Please use this identifier to cite or link to this item: http://imsear.hellis.org/handle/123456789/82579
Title: Zinc tolerance test patterns in normal children and in moderate and severe zinc deficiency states.
Authors: Oksel, F
Köksyo, H
Taneli, B
Issue Date: 1-Sep-1996
Citation: Oksel F, Köksyo H, Taneli B. Zinc tolerance test patterns in normal children and in moderate and severe zinc deficiency states. Indian Journal of Pediatrics. 1996 Sep-Oct; 63(5): 655-8
Abstract: Twenty-six normal, 38 moderately and 14 severely zinc-deficient children, aged 2-12 years, were examined by clinical and laboratory approaches. After fasting-blood sampling, 120 mg zinc sulphate (25 mg elemental zinc) were administered orally to each group of children, to obtain zinc tolerance curve patterns. Sampling proceeded to the 2nd and 4th hours of the loading-test period. Plasma zinc was assessed on an atomic absorption spectrophotometer. In normal children, at the 2nd hour of loading, a significant (p < .001) elevation (1.764 +/- 0.133 mg/l) in the mean (+/- SEM) plasma zinc level was noted; also at the 4th hour a significant (p < .001) decrease (1.506 +/- 0.123 mg/l) in the mean plasma zinc level was shown. The mean plasma zinc level at the 4th hour was found higher than the mean fasting plasma zinc level (1.054 +/- 0.061 mg/l), but lower than the mean level found at the 2nd hour. In moderately zinc-deficient children, the rise in the 2nd hour and the fall in the 4th hour in the plasma zinc level were highly significant (p < .001 and p < .001, respectively) in relation to fasting blood level. However, in severely zinc-deficient children, the intensity of the increase (0.746 +/- 0.147 mg/l) in plasma zinc level at the 2nd hour was of lesser significance (p < .006) and the fall (0.424 +/- 0.061) mg/l) at the 4th hour was not significant. Therefore, in children with normal plasma zinc levels, an increase of more than 0.50 mg/l was seen at the 2nd hour of loading.
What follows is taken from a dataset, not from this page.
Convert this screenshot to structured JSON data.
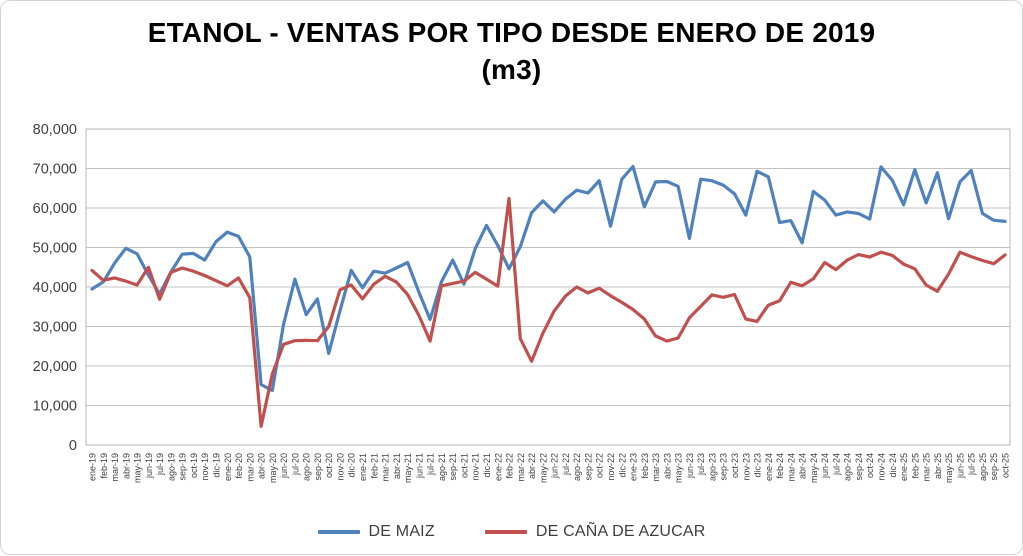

This rise was seen to persist at the 4th hour. However, in children with moderate zinc deficiency, although again an increase of 0.50 mg/l was seen at the 2nd hour this increase did not persist at the 4th hour; and the 4th-hour value showed a significant decrease in relation to the 2nd hour value. Whereas, in children with severe zinc deficiency the rise of plasma level at the 2nd hour was less than 0.5 mg/l and the fall at the 4th hour was to such a level which was not significant in relation to fasting zinc level. This could be due to enhanced uptake of zinc off the circulation by the depleted tissues in severe zinc deficiency.